It’s been three months now since Phil’s passing. At first, I couldn’t shake the feeling that he was about to show up…that he’d emerge from behind the couch, that he’d appear at the doggy door, that the sound of the UPS truck would rouse him from a deep sleep and he’d head for the front windows, barking ferociously. At first, my husband and I would sit at opposite ends of the couch, looking at each other with wide eyes, knowing that the grim details of this shared experience would bind us to one another, whether we wanted to be bound or not. Mostly, we missed him. The permanence of his absence seemed to me a sickening thing, a foul thing.

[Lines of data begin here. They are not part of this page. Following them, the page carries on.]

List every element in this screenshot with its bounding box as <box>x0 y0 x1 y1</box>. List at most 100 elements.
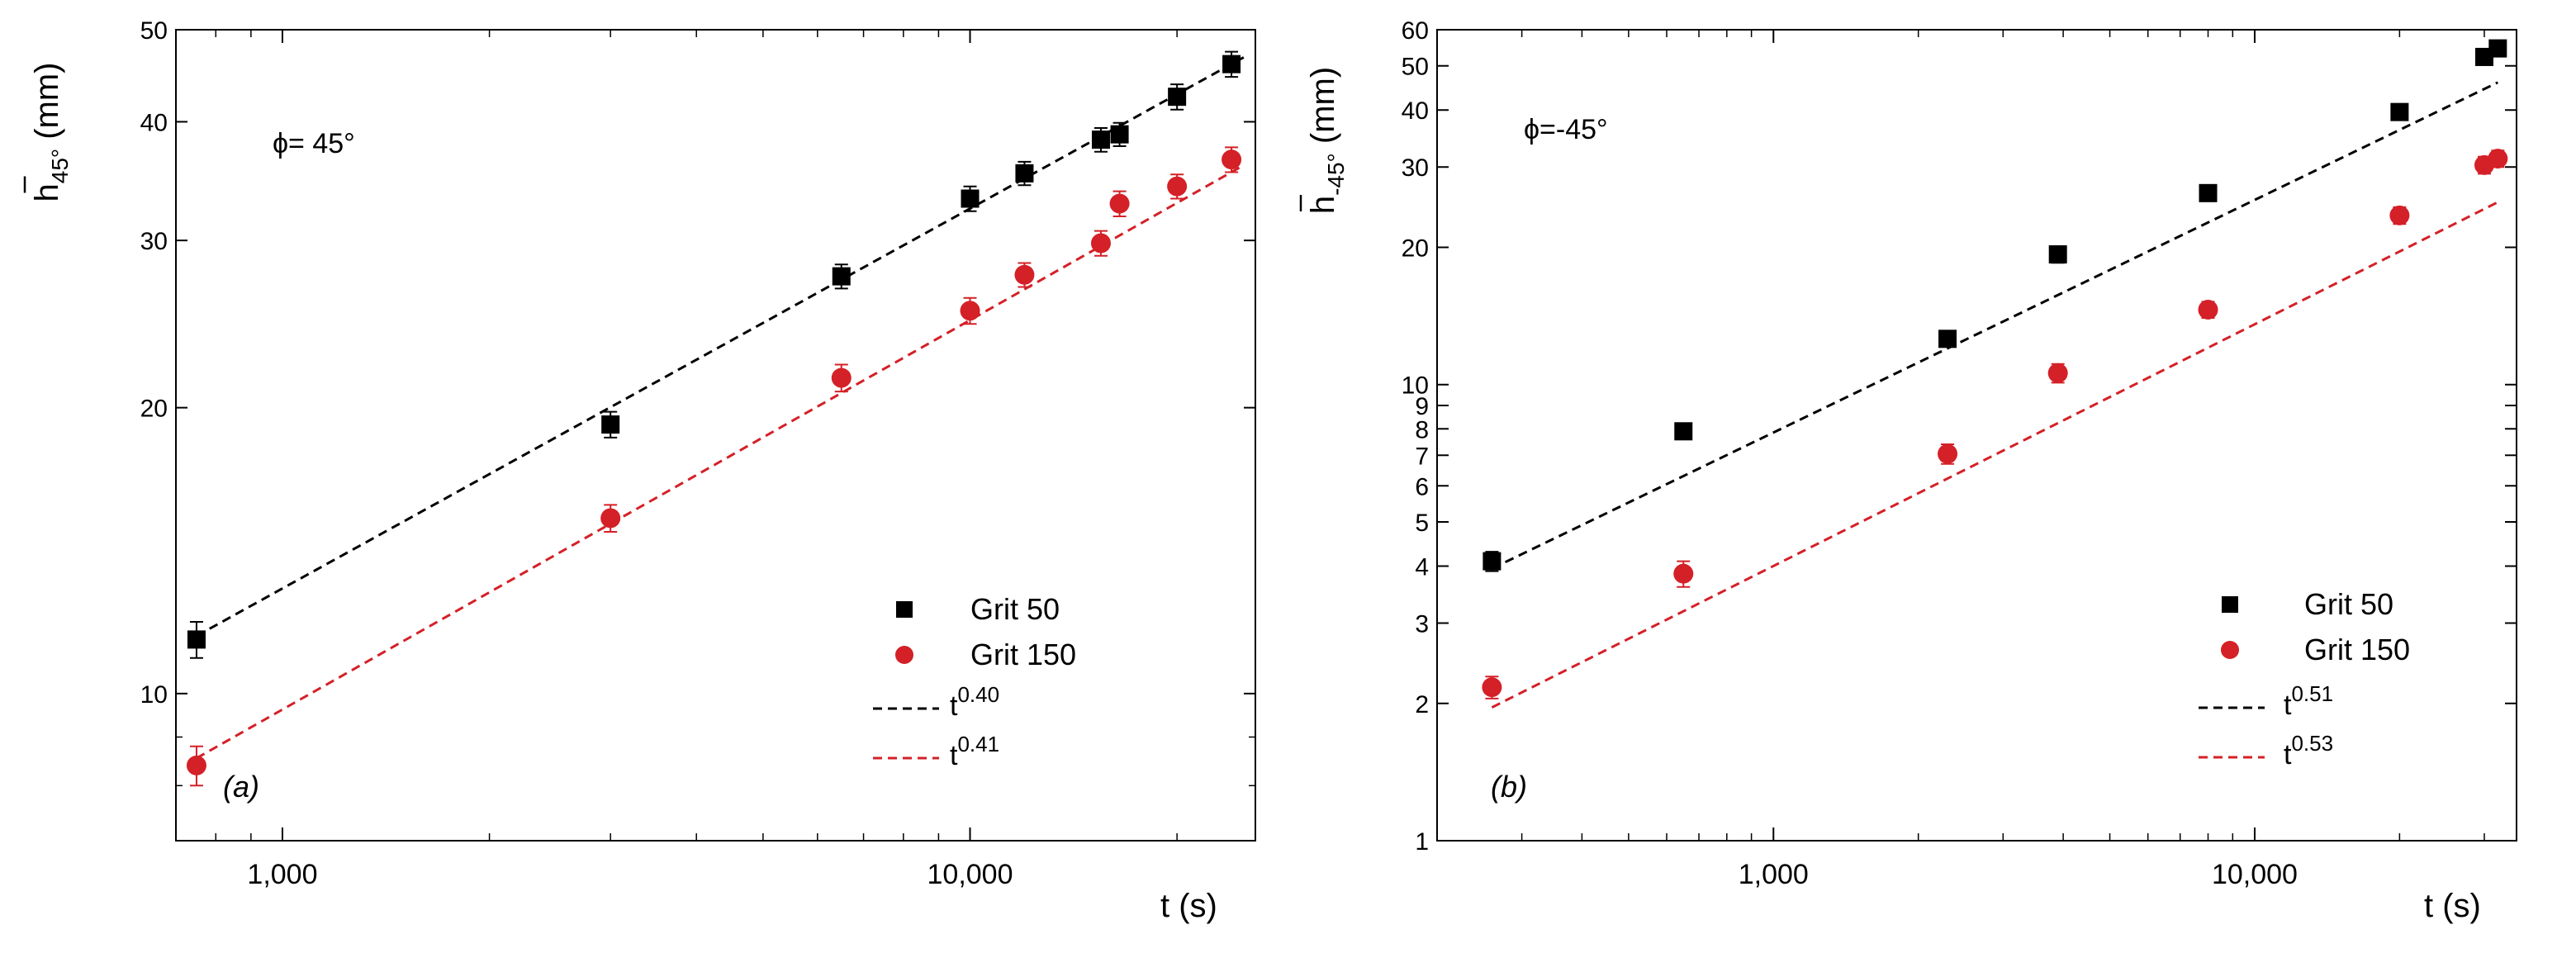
legend-label: Grit 50 <box>970 592 1060 626</box>
y-tick-label: 40 <box>1402 97 1429 125</box>
legend-fit-exponent: 0.41 <box>957 732 999 756</box>
y-axis-unit: (mm) <box>29 63 65 149</box>
y-axis-symbol: h <box>1305 196 1341 214</box>
data-point-grit-150 <box>831 367 852 388</box>
y-tick-label: 30 <box>140 228 168 255</box>
data-point-grit-150 <box>2389 205 2410 225</box>
data-point-grit-50 <box>1110 125 1129 144</box>
legend-marker-square <box>896 601 913 618</box>
legend-marker-square <box>2222 596 2238 613</box>
legend-fit-exponent: 0.40 <box>957 682 999 707</box>
legend-marker-circle <box>2221 641 2239 659</box>
data-point-grit-150 <box>1482 677 1502 698</box>
y-tick-label: 5 <box>1415 510 1429 537</box>
data-point-grit-150 <box>960 301 980 321</box>
fit-line-0.53 <box>1491 201 2498 709</box>
y-tick-label: 4 <box>1415 554 1429 581</box>
y-axis-subscript: -45° <box>1323 153 1349 196</box>
legend-label: Grit 150 <box>970 638 1076 671</box>
data-point-grit-50 <box>1168 88 1187 107</box>
data-point-grit-50 <box>2390 102 2409 121</box>
data-point-grit-50 <box>2488 39 2507 58</box>
legend-fit-label: t0.53 <box>2284 731 2333 770</box>
data-point-grit-50 <box>1015 164 1034 183</box>
data-point-grit-150 <box>1167 176 1188 197</box>
y-tick-label: 20 <box>140 396 168 423</box>
data-point-grit-150 <box>1109 193 1130 214</box>
y-tick-label: 50 <box>140 17 168 45</box>
data-point-grit-50 <box>601 415 620 434</box>
y-tick-label: 20 <box>1402 235 1429 262</box>
y-axis-label: h45° (mm) <box>29 63 73 202</box>
legend-fit-base: t <box>950 690 958 722</box>
y-tick-label: 10 <box>140 681 168 709</box>
plot-frame <box>175 29 1256 842</box>
data-point-grit-50 <box>961 189 980 208</box>
data-point-grit-150 <box>1090 233 1111 254</box>
data-point-grit-50 <box>1222 55 1241 73</box>
data-point-grit-150 <box>1673 563 1694 584</box>
x-axis-label: t (s) <box>2424 888 2481 924</box>
y-tick-label: 9 <box>1415 393 1429 420</box>
x-tick-label: 1,000 <box>1739 859 1809 890</box>
legend-fit-base: t <box>950 740 958 771</box>
data-point-grit-50 <box>832 267 851 286</box>
data-point-grit-150 <box>2047 363 2068 383</box>
y-tick-label: 6 <box>1415 473 1429 500</box>
legend-label: Grit 50 <box>2304 587 2393 621</box>
data-point-grit-50 <box>2048 245 2067 264</box>
legend-fit-label: t0.41 <box>950 732 999 771</box>
data-point-grit-150 <box>1014 264 1035 285</box>
x-axis-label: t (s) <box>1160 888 1217 924</box>
y-axis-unit: (mm) <box>1305 67 1341 153</box>
plot-frame <box>1436 29 2517 842</box>
y-tick-label: 1 <box>1415 828 1429 856</box>
y-axis-subscript: 45° <box>47 149 73 183</box>
data-point-grit-150 <box>2488 149 2508 169</box>
phi-annotation: ϕ=-45° <box>1524 114 1608 145</box>
y-tick-label: 60 <box>1402 17 1429 45</box>
data-point-grit-50 <box>187 630 206 649</box>
legend-label: Grit 150 <box>2304 633 2410 666</box>
y-axis-label: h-45° (mm) <box>1305 67 1349 214</box>
y-tick-label: 2 <box>1415 691 1429 718</box>
data-point-grit-50 <box>1091 130 1110 149</box>
y-tick-label: 40 <box>140 109 168 136</box>
data-point-grit-150 <box>2198 299 2218 320</box>
panel-label: (b) <box>1491 770 1527 804</box>
legend-fit-exponent: 0.53 <box>2291 731 2333 756</box>
fit-line-0.41 <box>196 164 1245 760</box>
y-tick-label: 8 <box>1415 416 1429 443</box>
y-tick-label: 50 <box>1402 54 1429 81</box>
y-axis-symbol: h <box>29 183 65 202</box>
panel-label: (a) <box>223 770 259 804</box>
y-tick-label: 30 <box>1402 154 1429 182</box>
y-tick-label: 3 <box>1415 611 1429 638</box>
legend-fit-base: t <box>2284 690 2292 721</box>
legend-fit-exponent: 0.51 <box>2291 681 2333 706</box>
data-point-grit-150 <box>1938 443 1958 464</box>
data-point-grit-50 <box>1938 330 1957 348</box>
legend-fit-label: t0.51 <box>2284 681 2333 721</box>
data-point-grit-50 <box>1674 422 1693 441</box>
y-tick-label: 7 <box>1415 443 1429 470</box>
legend-fit-label: t0.40 <box>950 682 999 722</box>
data-point-grit-50 <box>2199 183 2218 202</box>
fit-line-0.40 <box>196 56 1245 638</box>
legend-marker-circle <box>895 646 913 664</box>
legend-fit-base: t <box>2284 739 2292 770</box>
y-tick-label: 10 <box>1402 372 1429 400</box>
data-point-grit-150 <box>600 508 621 529</box>
data-point-grit-150 <box>1222 149 1242 170</box>
x-tick-label: 1,000 <box>247 859 317 890</box>
data-point-grit-150 <box>186 755 206 775</box>
fit-line-0.51 <box>1491 81 2498 570</box>
x-tick-label: 10,000 <box>2212 859 2298 890</box>
data-point-grit-50 <box>1483 552 1501 571</box>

Phil presented his share of challenges (that’s me, being kind), and at times it seemed that there was no end to the accommodations we would make for him. To some degree, our day-to-day lives had stopped making sense. So, after Phil’s death, our lives immediately became easier. What was complicated became simple, what was messy became neat, what was costly became affordable, what was dangerous became safe. And with those improvements came immeasurable guilt. I wonder how common that is: to lose a loved one, and then realize (a week later, maybe two weeks) that there’s an advantage…that among the heartbreak and the horror, there’s a boon. With that realization, mourning commenced anew for me, as I began to doubt my devotion and my decency.

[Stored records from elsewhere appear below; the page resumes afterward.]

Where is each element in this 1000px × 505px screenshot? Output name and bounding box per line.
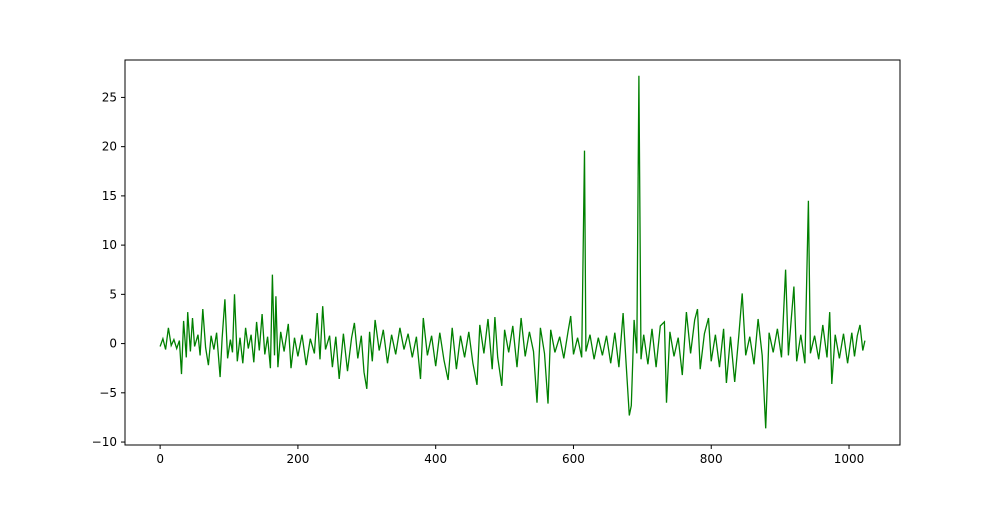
y-tick-label: 0 xyxy=(109,337,117,351)
y-tick-label: 20 xyxy=(102,140,117,154)
axes-frame xyxy=(124,59,901,446)
x-tick-label: 600 xyxy=(562,452,585,466)
y-tick-label: −5 xyxy=(99,386,117,400)
y-tick-label: 10 xyxy=(102,238,117,252)
x-tick-label: 400 xyxy=(424,452,447,466)
y-tick-label: 5 xyxy=(109,287,117,301)
plot-area xyxy=(159,75,866,429)
x-tick-label: 0 xyxy=(156,452,164,466)
x-tick-label: 1000 xyxy=(834,452,865,466)
y-tick-label: 25 xyxy=(102,90,117,104)
x-axis: 0 200 400 600 800 1000 xyxy=(156,445,864,466)
x-tick-label: 800 xyxy=(700,452,723,466)
y-axis: −10 −5 0 5 10 15 20 25 xyxy=(92,90,125,449)
y-tick-label: −10 xyxy=(92,435,117,449)
data-series-line xyxy=(159,75,866,429)
y-tick-label: 15 xyxy=(102,189,117,203)
x-tick-label: 200 xyxy=(286,452,309,466)
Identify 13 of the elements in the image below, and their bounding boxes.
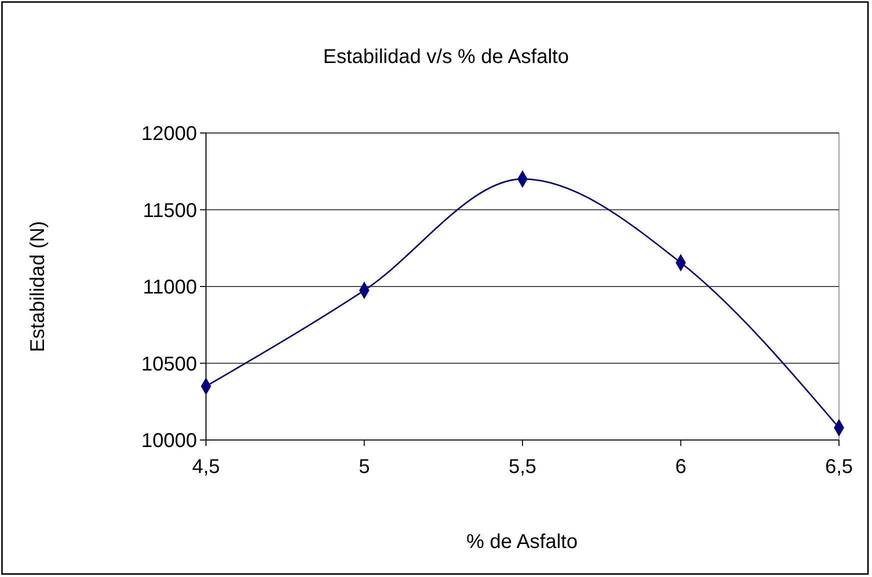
- y-tick-label: 12000: [141, 123, 197, 145]
- chart-title: Estabilidad v/s % de Asfalto: [323, 46, 569, 68]
- y-tick-label: 10000: [141, 430, 197, 452]
- x-axis-title: % de Asfalto: [466, 531, 578, 553]
- y-tick-label: 11000: [142, 276, 197, 298]
- y-tick-label: 11500: [142, 200, 197, 222]
- y-axis-title: Estabilidad (N): [27, 220, 49, 352]
- x-tick-label: 5: [358, 456, 370, 478]
- y-tick-label: 10500: [141, 353, 197, 376]
- x-tick-label: 6,5: [825, 456, 853, 478]
- x-tick-label: 4,5: [192, 456, 220, 478]
- x-tick-label: 5,5: [508, 456, 536, 478]
- x-tick-label: 6: [675, 456, 686, 478]
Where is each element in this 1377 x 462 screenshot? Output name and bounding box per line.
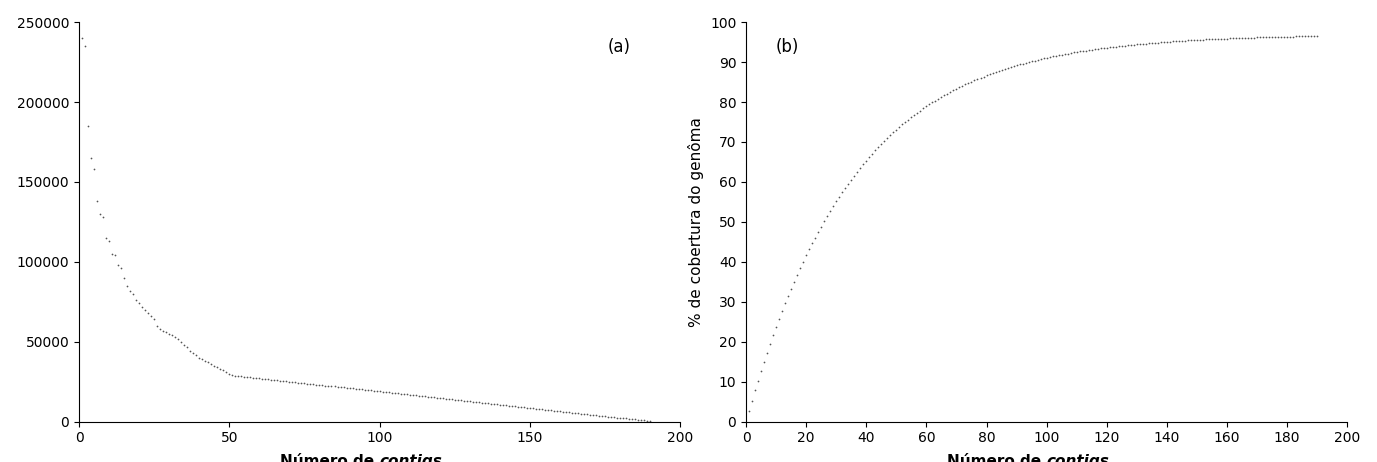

Eventually, those doubts faded as I embraced my altered life, and embraced the animals that remain in my care. Today, we talk about the good times, and we make each other laugh with stories of Phil's quirky nature and his strong will. Sometimes, I reach for Phil at night, wanting to bury my hand in his fur, to find him warm, with a beating heart, but it’s not to be. I feel broken, and I lie there, trying to keep the memories fresh, even if that keeps the pain fresh. I imagine my arms around him, I remember my whispered “It’s okay, baby,” and I fall asleep.